L'excision
rituel
d'excision
L’excision ou les mutilations génitales féminines
(MGF) est le nom générique donné à différentes
pratiques traditionnelles qui entraînent l’ablation
d’organes génitaux féminins. Bien que plusieurs
justifications soient données pour le maintien de cette
pratique, elle semble liée essentiellement au désir
d’assujettir les femmes et de contrôler leur sexualité.
En effet les hommes historiquement en sont les initiateurs,
et ce sous le prétexte de préserver la fidélité des
femmes. On estime à 130 millions le nombre de fillettes et de femmes, à travers
le monde, qui ont subi une MGF (Mutilation Génitale Féminine)
et qu’au moins 2 millions de fillettes par an risquent de
subir la procédure sous une forme ou une autre. Actuellement,
les MGF sont pratiquées dans 28 pays africains de la région
sub-saharienne ainsi que dans la partie nord-est de l’Afrique.

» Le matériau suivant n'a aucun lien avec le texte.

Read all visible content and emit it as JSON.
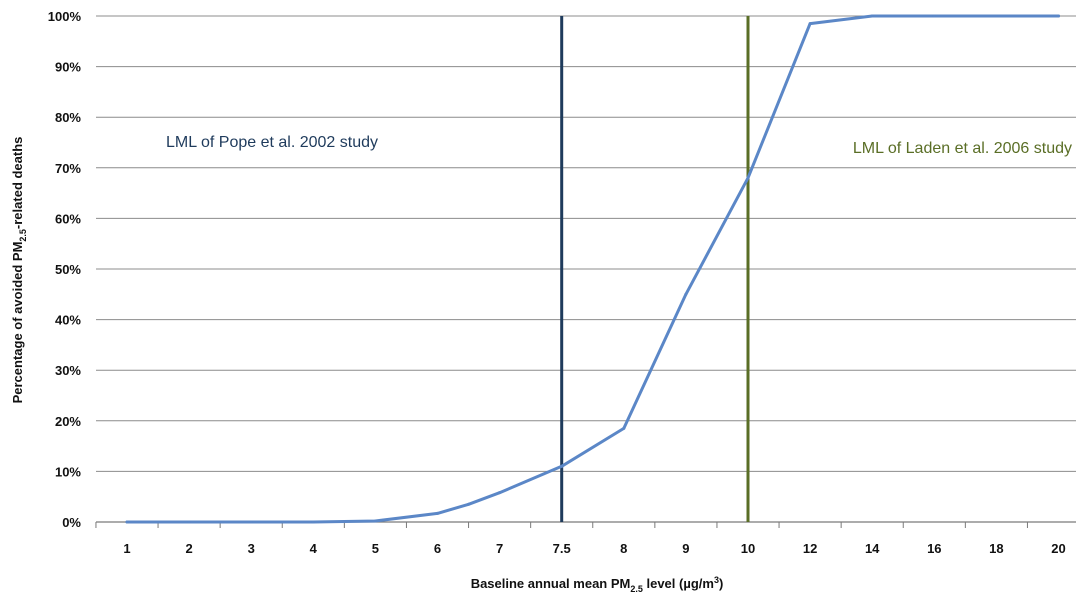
{
  "chart_data": {
    "type": "line",
    "title": "",
    "xlabel": {
      "pre": "Baseline annual mean PM",
      "sub": "2.5",
      "post": " level (µg/m",
      "sup": "3",
      "end": ")"
    },
    "ylabel": {
      "pre": "Percentage of avoided PM",
      "sub": "2.5",
      "post": "-related deaths"
    },
    "categories": [
      "1",
      "2",
      "3",
      "4",
      "5",
      "6",
      "7",
      "7.5",
      "8",
      "9",
      "10",
      "12",
      "14",
      "16",
      "18",
      "20"
    ],
    "y_tick_labels": [
      "0%",
      "10%",
      "20%",
      "30%",
      "40%",
      "50%",
      "60%",
      "70%",
      "80%",
      "90%",
      "100%"
    ],
    "ylim": [
      0,
      100
    ],
    "grid": true,
    "series": [
      {
        "color": "#5b87c7",
        "x": [
          "1",
          "2",
          "3",
          "4",
          "5",
          "6",
          "6.5",
          "7",
          "7.5",
          "8",
          "9",
          "10",
          "12",
          "14",
          "16",
          "18",
          "20"
        ],
        "values": [
          0,
          0,
          0,
          0,
          0.2,
          1.7,
          3.5,
          5.8,
          11,
          18.5,
          45,
          68,
          98.5,
          100,
          100,
          100,
          100
        ]
      }
    ],
    "reference_lines": [
      {
        "x": "7.5",
        "label": "LML of Pope et al. 2002 study",
        "color": "#1f3b5c"
      },
      {
        "x": "10",
        "label": "LML of Laden et al. 2006 study",
        "color": "#5a6e26"
      }
    ]
  }
}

Des rapports indiquent également la pratique sporadique
des MGF dans certains pays du Moyen-Orient et dans quelques groupes
ethniques de l’Inde et du Sri Lanka. Des communautés
immigrées originaires de pays où les MGF ont cours,
se livrent également à cette pratique. Mais les interventions
varient selon des facteurs tels que l’appartenance à un
groupe ethnique et à une région géographique,
l’OMS a regroupé les MGF en trois catégories
:
Les types de mutilations sexuelles des fillettes :
On distingue 3 formes principales de mutilations sexuelles :
1) la plus courante est l'excision ou clitoridectomie. Elle consiste
en l'ablation partielle ou intégrale du clitoris et des
petites lèvres.
2) la forme la plus grave est l'infibulation, encore appelée "excision
pharaonique". Lors de cette opération on procède
tout d'abord à l'ablation du clitoris et des petites et
grandes lèvres. La vulve est ensuite suturée à l'aide
de catgut, de fils de soie ou d'épines. Seul un orifice étroit
est ménagé pour l'évacuation de l'urine et
l'écoulement du flux menstruel.
3) La sunna est la forme la moins "grave". Elle est souvent
appelée aussi "excision symbolique". Elle consiste à couper
la membrane du clitoris, ou à inciser le clitoris, ou bien
encore à en couper le capuchon.
Les conséquences de l'excision pour
les fillettes :
La plupart des fillettes excisées sont marquées à vie
dans leur chair et dans leur esprit. Nombreuses sont les victimes
qui ne savent pas que leurs problèmes physiques et psychiques
sont directement liés à l'excision. Elles ne peuvent
oublier le traumatisme et la douleur. Beaucoup de petites filles
décèdent des suites du choc, de la douleur insoutenable
ou d'une hémorragie.
Nombre d'entre elles souffrent toute leur vie de douleurs chroniques,
d'infections internes, de stérilité ou de dysfonctionnements
rénaux. Chez les femmes ayant subi une infibulation, l'évacuation
de l'urine et l'écoulement du flux menstruel ne se font
que difficilement. Lors des accouchements, l'excision est à l'origine
de graves complications, qui coûtent fréquemment la
vie à la mère ou à l'enfant. Les rapports
sexuels sont pour beaucoup de femmes - pour les hommes aussi d'ailleurs
- une véritable torture.
L'excision féminine, une tradition rituelle profondément
ancrée dans les mœurs
La mutilation de l'appareil génital féminin est un
rite millénaire. On ignore cependant où et pourquoi
il s'est développé. L'excision représente
actuellement pour les fillettes, avec le mariage, la cérémonie
la plus importante de leur vie : ce n'est qu'après s'être
soumises au rite de l'excision qu'elles deviennent de jeunes femmes
et qu'elles sont pleinement acceptées et reconnues dans
la communauté. L'excision est un sujet tabou et les petites
filles ne savent pas exactement ce qui les attend. On leur fait
miroiter une grande fête et beaucoup de cadeaux - la plupart
ne se doutent pas des souffrances atroces qu'elles vont endurer.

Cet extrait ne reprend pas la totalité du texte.